Shannon Watts, who founded Moms Demand Action for Gun Sense in America, said in a series of tweets that the bankruptcy dismissal “comes at the worst possible time for the NRA: just as the background check is debated in the Senate “.
“It will be costly, if not impossible, for the NRA to effectively oppose gun safety and pressure lawmakers while simultaneously waging legal battles and growing debt,” said Watts, whose organization is part of Everytown for Gun Safety, supported by Michael Bloomberg.
The NRA’s financial situation has been shattered by the coronavirus pandemic, but there was a consensus during the bankruptcy lawsuit that it remains financially strong
Last year, the group laid off dozens of employees, canceled its national convention and undermined fundraising. The NRA’s bankruptcy filing indicated between $ 100 million and $ 500 million in assets and the same range of liabilities. In announcing the deal, he trumpeted that he was “in his best financial position in years.”

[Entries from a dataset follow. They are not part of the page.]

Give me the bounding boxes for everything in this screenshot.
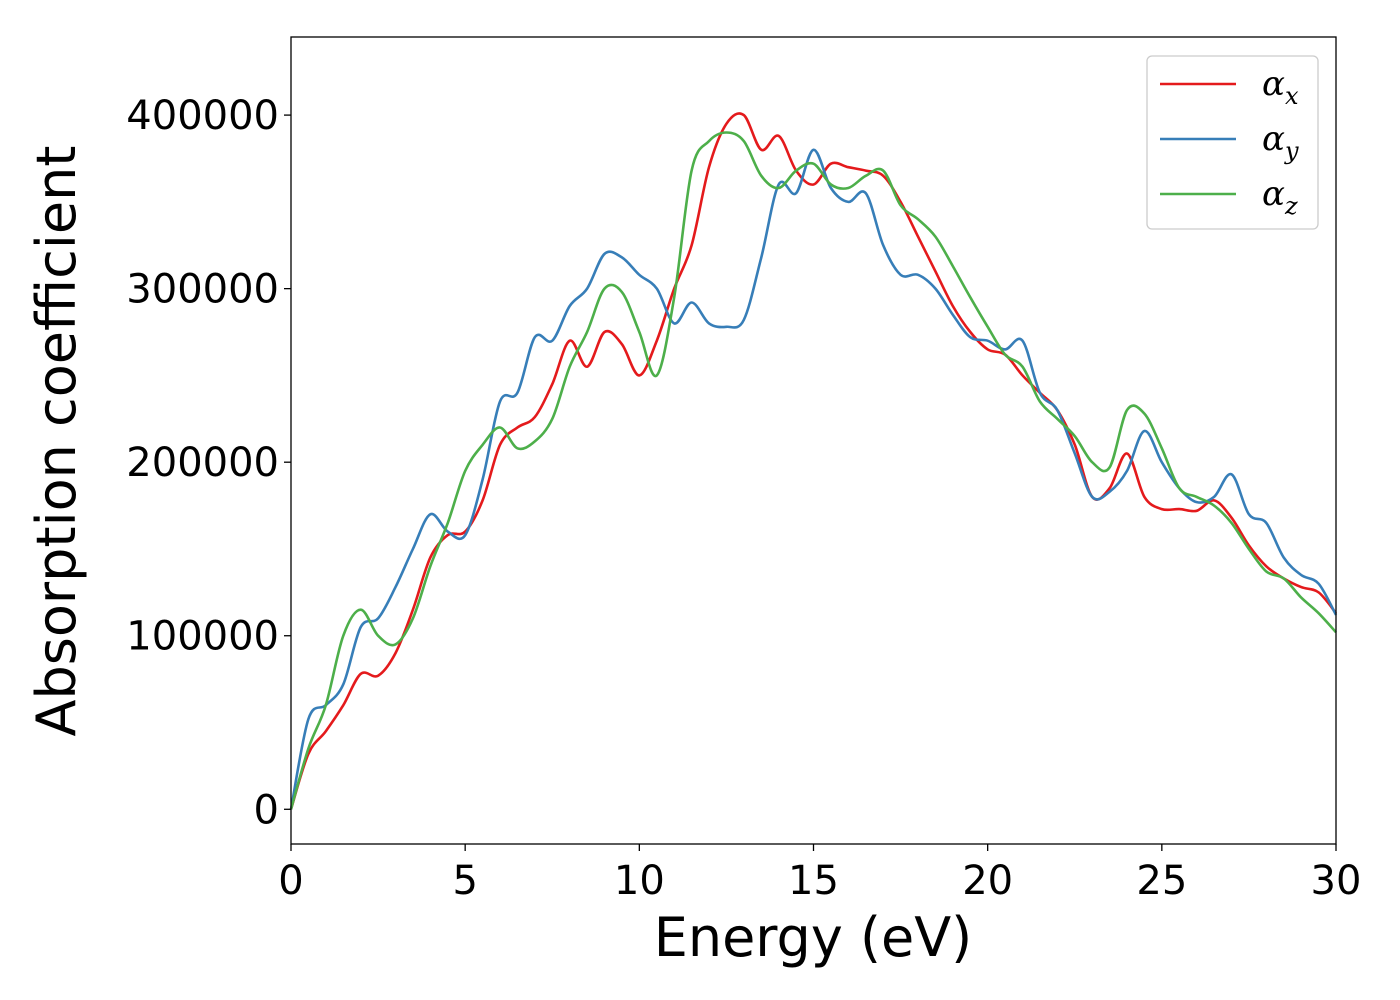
x-tick-label: 15: [788, 858, 839, 904]
y-tick-label: 300000: [126, 267, 279, 313]
series-line-alpha-z: [289, 131, 1337, 810]
series-line-alpha-x: [289, 112, 1338, 810]
legend-label-alpha-z: αz: [1262, 174, 1298, 220]
x-tick-label: 0: [278, 858, 303, 904]
series-line-alpha-y: [289, 148, 1338, 810]
y-tick-label: 100000: [126, 614, 279, 660]
x-axis-title: Energy (eV): [654, 906, 973, 969]
y-tick-label: 200000: [126, 440, 279, 486]
y-tick-label: 400000: [126, 93, 279, 139]
legend: αx αy αz: [1146, 55, 1319, 230]
x-tick-label: 10: [614, 858, 665, 904]
series-layer: [289, 112, 1338, 810]
x-tick-label: 20: [962, 858, 1013, 904]
y-tick-label: 0: [254, 787, 279, 833]
y-axis-ticks: 0 100000 200000 300000 400000: [126, 93, 291, 833]
x-axis-ticks: 0 5 10 15 20 25 30: [278, 844, 1361, 904]
x-tick-label: 25: [1136, 858, 1187, 904]
legend-box: [1146, 55, 1319, 230]
y-axis-title: Absorption coefficient: [25, 146, 88, 737]
legend-label-alpha-y: αy: [1262, 119, 1299, 165]
x-tick-label: 30: [1311, 858, 1362, 904]
x-tick-label: 5: [452, 858, 477, 904]
legend-label-alpha-x: αx: [1262, 64, 1299, 110]
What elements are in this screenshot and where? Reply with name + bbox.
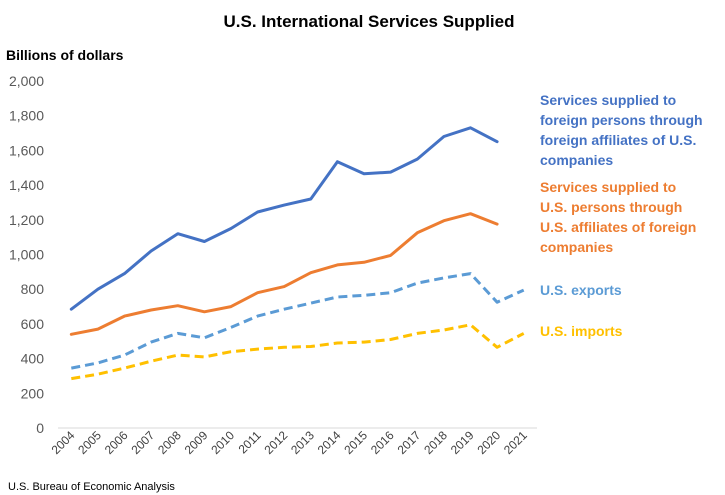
x-tick-label: 2012 (262, 428, 291, 457)
y-tick-label: 0 (36, 420, 44, 436)
x-tick-label: 2019 (448, 428, 477, 457)
x-axis-ticks: 2004200520062007200820092010201120122013… (49, 428, 530, 457)
series-lines (69, 126, 525, 381)
x-tick-label: 2004 (49, 428, 78, 457)
series-line-4 (71, 323, 525, 381)
x-tick-label: 2006 (102, 428, 131, 457)
y-tick-label: 2,000 (9, 73, 44, 89)
y-tick-label: 1,400 (9, 177, 44, 193)
y-tick-label: 200 (21, 385, 45, 401)
x-tick-label: 2008 (155, 428, 184, 457)
x-tick-label: 2005 (75, 428, 104, 457)
x-tick-label: 2021 (501, 428, 530, 457)
series-label-2: Services supplied to U.S. persons through… (540, 179, 696, 255)
series-label-1: Services supplied to foreign persons thro… (540, 92, 703, 168)
x-tick-label: 2007 (128, 428, 157, 457)
y-tick-label: 1,600 (9, 142, 44, 158)
series-labels: Services supplied to foreign persons thro… (540, 92, 703, 339)
y-tick-label: 600 (21, 316, 45, 332)
y-tick-label: 1,800 (9, 108, 44, 124)
x-tick-label: 2011 (236, 428, 264, 456)
series-label-3: U.S. exports (540, 282, 622, 298)
series-line-1 (69, 126, 499, 311)
x-tick-label: 2017 (395, 428, 424, 457)
series-line-3 (71, 272, 525, 370)
y-tick-label: 400 (21, 351, 45, 367)
y-tick-label: 800 (21, 281, 45, 297)
x-tick-label: 2010 (208, 428, 237, 457)
y-tick-label: 1,000 (9, 247, 44, 263)
series-label-4: U.S. imports (540, 323, 623, 339)
x-tick-label: 2013 (288, 428, 317, 457)
x-tick-label: 2014 (315, 428, 344, 457)
y-axis-label: Billions of dollars (6, 47, 124, 63)
x-tick-label: 2020 (474, 428, 503, 457)
series-line-2 (69, 212, 499, 336)
x-tick-label: 2016 (368, 428, 397, 457)
source-note: U.S. Bureau of Economic Analysis (8, 481, 175, 493)
chart-title: U.S. International Services Supplied (224, 12, 515, 31)
y-tick-label: 1,200 (9, 212, 44, 228)
y-axis-ticks: 0 200 400 600 800 1,000 1,200 1,400 1,600 1,800 2,… (9, 73, 44, 436)
x-tick-label: 2018 (421, 428, 450, 457)
x-tick-label: 2009 (182, 428, 211, 457)
x-tick-label: 2015 (341, 428, 370, 457)
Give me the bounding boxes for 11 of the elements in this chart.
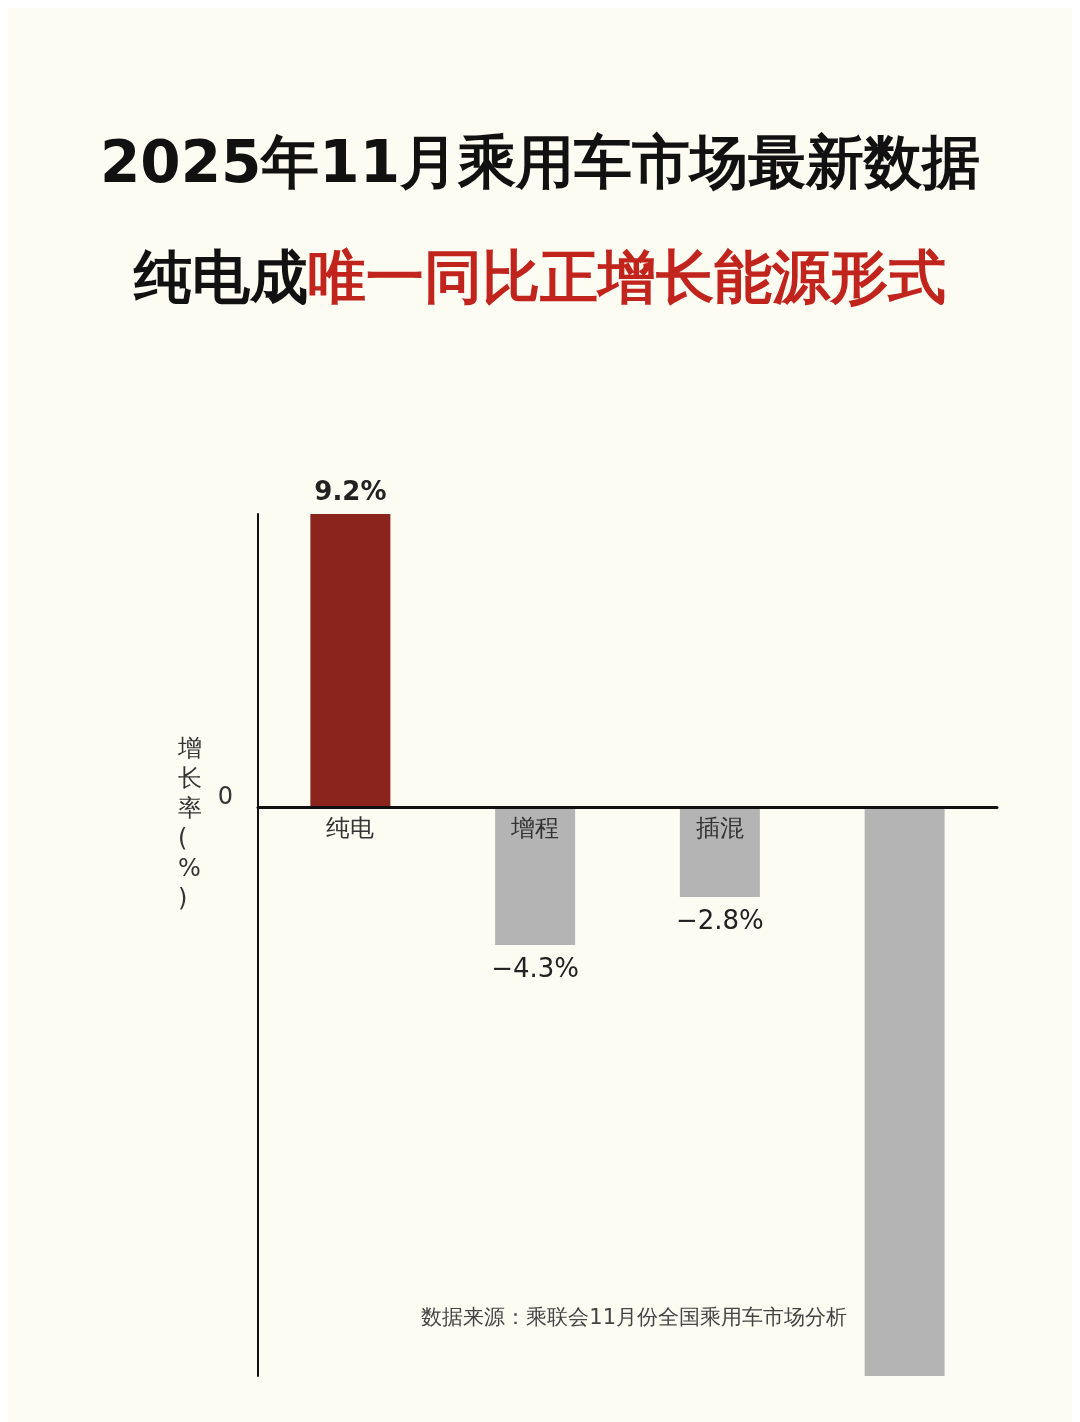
annotation: 数据来源：乘联会11月份全国乘用车市场分析 bbox=[421, 1304, 848, 1329]
chart-title: 2025年11月乘用车市场最新数据 bbox=[99, 128, 981, 196]
chart-subtitle: 纯电成唯一同比正增长能源形式 bbox=[133, 243, 946, 311]
x-tick-label: 纯电 bbox=[326, 813, 375, 842]
data-label: 9.2% bbox=[314, 476, 387, 506]
text: 0 bbox=[217, 781, 233, 810]
x-tick-label: 增程 bbox=[510, 813, 560, 842]
x-tick-label: 插混 bbox=[695, 813, 744, 842]
y-axis-title: 增长率(%) bbox=[177, 734, 202, 912]
data-label: −4.3% bbox=[491, 953, 580, 983]
data-label: −2.8% bbox=[675, 905, 764, 936]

Adam Skaggs, chief attorney at the Giffords Law Center to Prevent Gun Violence, said even a weakened NRA would likely continue to shape U.S. gun debates.
“I think the question is, despite these self-inflicted wounds and despite being sort of a shadow of themselves, can they continue to exert influence and try to keep opponents of the reforms? , even the most modest, increase the safety of firearms by respecting the line? ” he said.
Sisak reported from New York. Associated Press writer Terry Wallace in Dallas contributed reporting.